Fu una tragedia europea perché, con gli italiani, morirono minatori belgi, polacchi, tedeschi, greci, francesi, ungheresi e poi un inglese, un olandese, un russo ed un ucraino. Ma fu, soprattutto, una tragedia italiana.

E' bene non dimenticare; per noi e per i nostri figli e nipoti. A loro, soprattutto, abbiamo il dovere di rammentare il sacrificio che la Repubblica ha compiuto per progredire nel benessere e nella crescita. Il sacrificio di uomini e donne. Spesso, come nel caso di Marcinelle, quel sacrificio è stato pagato caramente, con la vita. Dobbiamo rammentare quanta strada ha fatto, da allora, la difesa dei diritti dei lavoratori e, insieme, quanta forza ha mostrato il nostro popolo. Allora popolo di emigrati.
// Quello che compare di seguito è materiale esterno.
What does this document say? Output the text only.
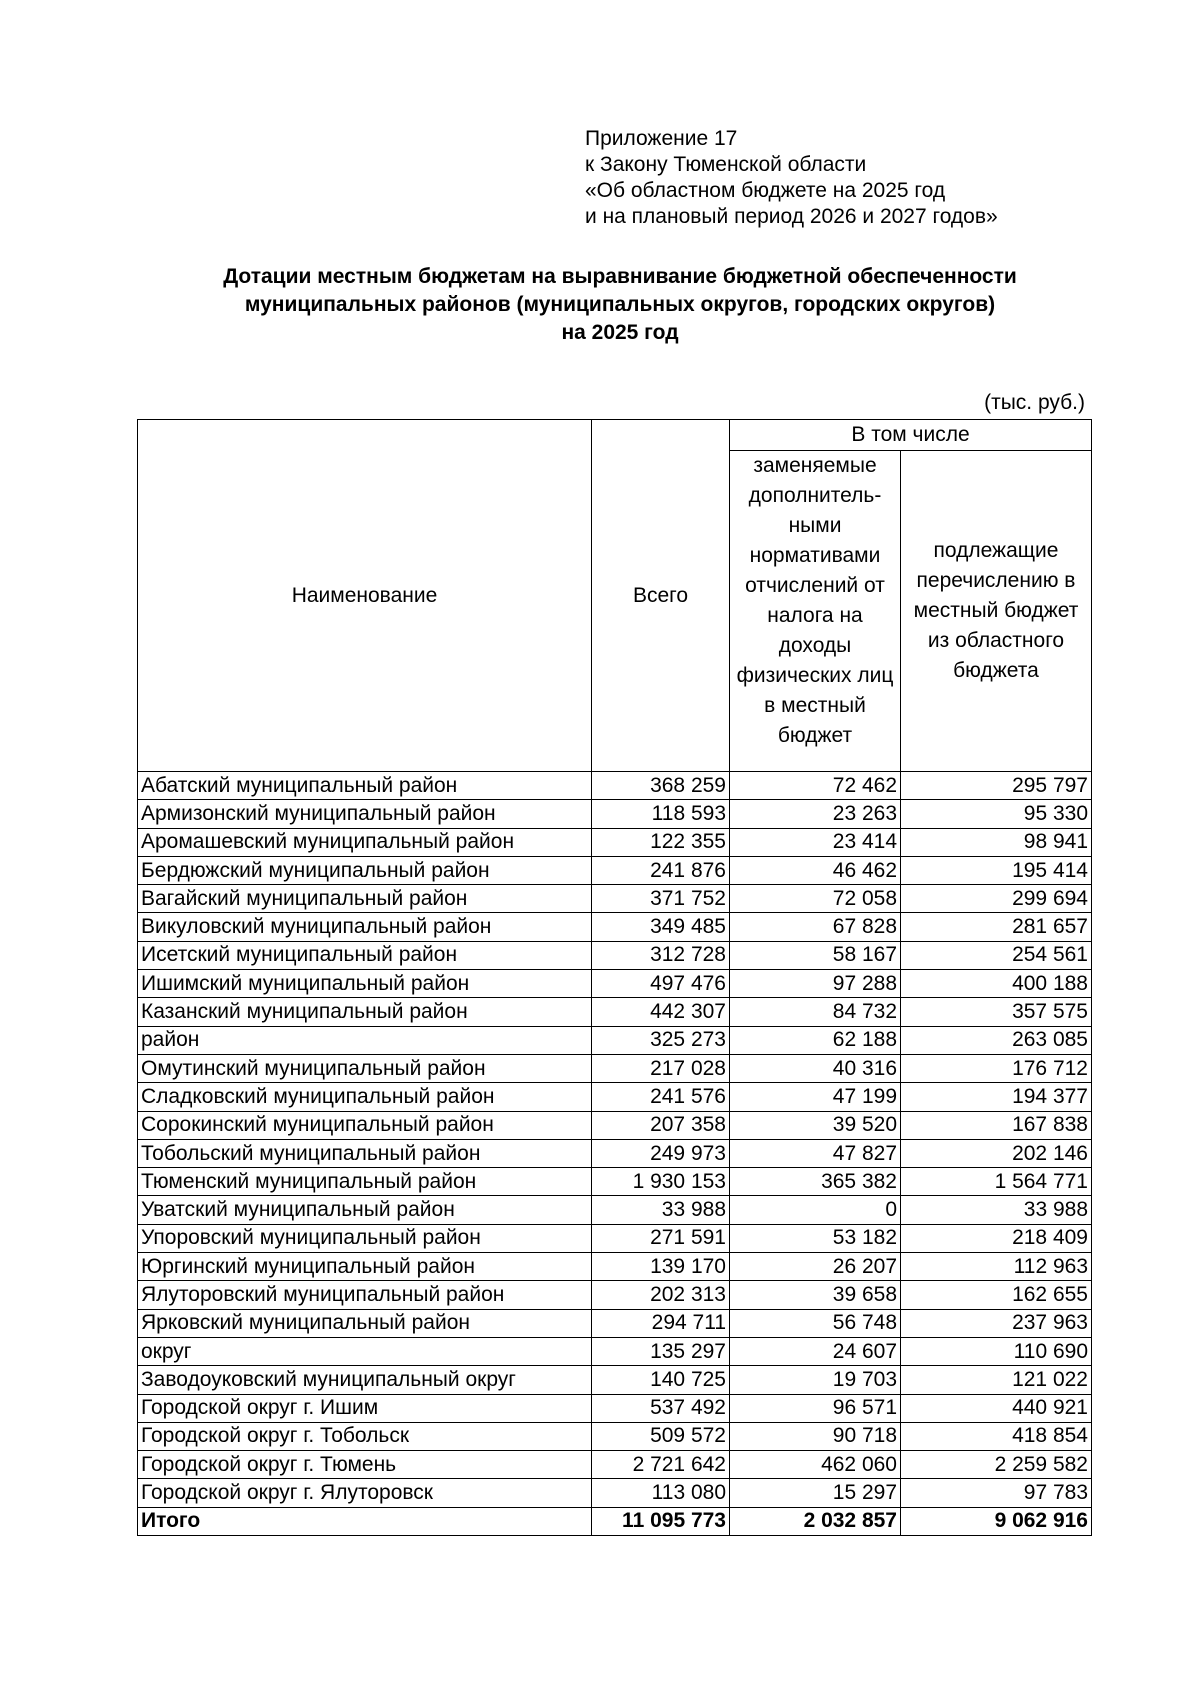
Приложение 17
к Закону Тюменской области
«Об областном бюджете на 2025 год
и на плановый период 2026 и 2027 годов»
Дотации местным бюджетам на выравнивание бюджетной обеспеченности
муниципальных районов (муниципальных округов, городских округов)
на 2025 год
(тыс. руб.)
Наименование	Всего	В том числе	

		заменяемые дополнитель-ными нормативами отчислений от налога на доходы физических лиц в местный бюджет	подлежащие перечислению в местный бюджет из областного бюджета
Абатский муниципальный район	368 259	72 462	295 797
Армизонский муниципальный район	118 593	23 263	95 330
Аромашевский муниципальный район	122 355	23 414	98 941
Бердюжский муниципальный район	241 876	46 462	195 414
Вагайский муниципальный район	371 752	72 058	299 694
Викуловский муниципальный район	349 485	67 828	281 657
Исетский муниципальный район	312 728	58 167	254 561
Ишимский муниципальный район	497 476	97 288	400 188
Казанский муниципальный район	442 307	84 732	357 575
район	325 273	62 188	263 085
Омутинский муниципальный район	217 028	40 316	176 712
Сладковский муниципальный район	241 576	47 199	194 377
Сорокинский муниципальный район	207 358	39 520	167 838
Тобольский муниципальный район	249 973	47 827	202 146
Тюменский муниципальный район	1 930 153	365 382	1 564 771
Уватский муниципальный район	33 988	0	33 988
Упоровский муниципальный район	271 591	53 182	218 409
Юргинский муниципальный район	139 170	26 207	112 963
Ялуторовский муниципальный район	202 313	39 658	162 655
Ярковский муниципальный район	294 711	56 748	237 963
округ	135 297	24 607	110 690
Заводоуковский муниципальный округ	140 725	19 703	121 022
Городской округ г. Ишим	537 492	96 571	440 921
Городской округ г. Тобольск	509 572	90 718	418 854
Городской округ г. Тюмень	2 721 642	462 060	2 259 582
Городской округ г. Ялуторовск	113 080	15 297	97 783
Итого	11 095 773	2 032 857	9 062 916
Oggi popolo che vive una condizione tale da apparire meta ambita e disperatamente cercata da donne e uomini di altri paesi la cui economia e la cui società non consente un presente dignitoso e tantomeno un futuro, un futuro qualsiasi.

Ricordare ci aiuta anche a vincere la tentazione di chiudere le nostre porte, di superare il rischio di cascare nelle fosse maleodoranti del rifiuto dell'altro, del diverso da noi.

E, infine, ci è monito per camminare con determinazione sul sentiero dell'Europa unita, patria comune, terra condivisa perché bagnata dall'acqua della solidarietà, della giustizia, dello sviluppo, della tolleranza.

L'iniziativa dell'Inca - Cgil e l'arte di Antonio Nocera ci sono di grande aiuto su questa strada. Perciò dobbiamo essere loro particolarmente grati.